庄婉清对那日出浴走光一事仍耿耿于怀,对秦风也自然没什么好感。

你以为你扶本姑娘下车,本姑娘就会对你感激在心了?

想得美!

本姑娘今日非得让你身败名裂!

庄婉清内心一阵无声地怒骂着。

忽而看见了酒肆前的无数双眼睛,庄婉清突然灵机一动。

嗯?

有了!

正好这里有这么多大秦的官员在……

“咳咳——”

庄婉清故意娇声清了清嗓子。

“郎君一手便将奴婢抱了下来,郎君如此威武雄壮,简直和在床笫时一般无二!”

庄婉清故作娇滴滴的嗓音婉转地回**着。

酒肆门前的众人闻声,立马齐齐回头,瞬间吸引了大片的目光。

此刻,众人不偏不倚,刚好看见秦风正搀扶着庄婉清。

再结合庄婉清的话语,众人顿时下意识地联想到,刚才是秦风抱着庄婉清下的车……

秦风正愣住,众人却哄然议论起来。

“哎?那不是滇国的王女吗?”

“是啊!王女怎么会被那小子抱着下车?那小子是什么来头啊?”

“听方才王女所言,床笫之事,那小子居然和王女已经有染了?”

“哎呀这成何体统啊?有伤国体啊!太过分了!”

酒肆门前,不少人是等候着的官吏。

那日庄婉清女儿身的身份暴露后,便也不再掩饰,这两日干脆以滇国王女的身份和秦吏接触。
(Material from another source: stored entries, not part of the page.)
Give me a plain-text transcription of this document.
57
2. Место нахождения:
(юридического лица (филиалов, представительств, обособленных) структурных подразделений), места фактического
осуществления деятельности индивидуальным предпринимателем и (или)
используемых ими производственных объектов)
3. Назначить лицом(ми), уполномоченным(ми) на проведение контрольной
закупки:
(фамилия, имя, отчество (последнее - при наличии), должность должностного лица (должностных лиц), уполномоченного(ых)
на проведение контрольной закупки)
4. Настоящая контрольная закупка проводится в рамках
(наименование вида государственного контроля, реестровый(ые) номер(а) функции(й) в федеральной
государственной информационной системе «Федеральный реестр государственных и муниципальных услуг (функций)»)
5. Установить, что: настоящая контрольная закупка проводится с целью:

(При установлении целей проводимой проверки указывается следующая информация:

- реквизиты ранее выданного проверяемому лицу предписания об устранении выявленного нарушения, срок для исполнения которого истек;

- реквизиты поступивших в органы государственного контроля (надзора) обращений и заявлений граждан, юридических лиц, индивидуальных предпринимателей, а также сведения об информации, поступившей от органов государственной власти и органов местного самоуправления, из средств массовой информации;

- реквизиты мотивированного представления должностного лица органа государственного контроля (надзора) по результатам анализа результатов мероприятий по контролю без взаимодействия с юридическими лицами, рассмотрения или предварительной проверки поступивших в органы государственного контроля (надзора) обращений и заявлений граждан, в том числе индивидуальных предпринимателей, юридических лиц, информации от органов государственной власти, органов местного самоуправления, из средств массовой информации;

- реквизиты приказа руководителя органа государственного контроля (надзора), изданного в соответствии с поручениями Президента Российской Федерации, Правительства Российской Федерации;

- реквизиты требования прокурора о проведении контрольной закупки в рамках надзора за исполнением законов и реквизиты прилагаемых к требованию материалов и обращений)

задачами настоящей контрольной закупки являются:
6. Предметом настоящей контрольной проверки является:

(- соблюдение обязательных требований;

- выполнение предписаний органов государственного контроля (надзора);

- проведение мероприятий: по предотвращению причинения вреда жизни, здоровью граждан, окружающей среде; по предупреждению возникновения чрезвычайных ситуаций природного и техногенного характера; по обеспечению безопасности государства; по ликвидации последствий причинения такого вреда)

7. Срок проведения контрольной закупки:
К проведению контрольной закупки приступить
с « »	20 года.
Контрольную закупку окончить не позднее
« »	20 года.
众人一阵义愤填膺地横加指责,但表情愤慨之际,竟然有几分羡慕的神色。

庄婉清见众人认出了自己,内心一阵窃喜。

顺势娇柔地朝秦风的胸膛依偎过去,庄婉清羞怯地说道:“秦郎君年富力强,奴家一介弱女子,又身在异国他乡,唯有委身秦郎君,才能有一线生机……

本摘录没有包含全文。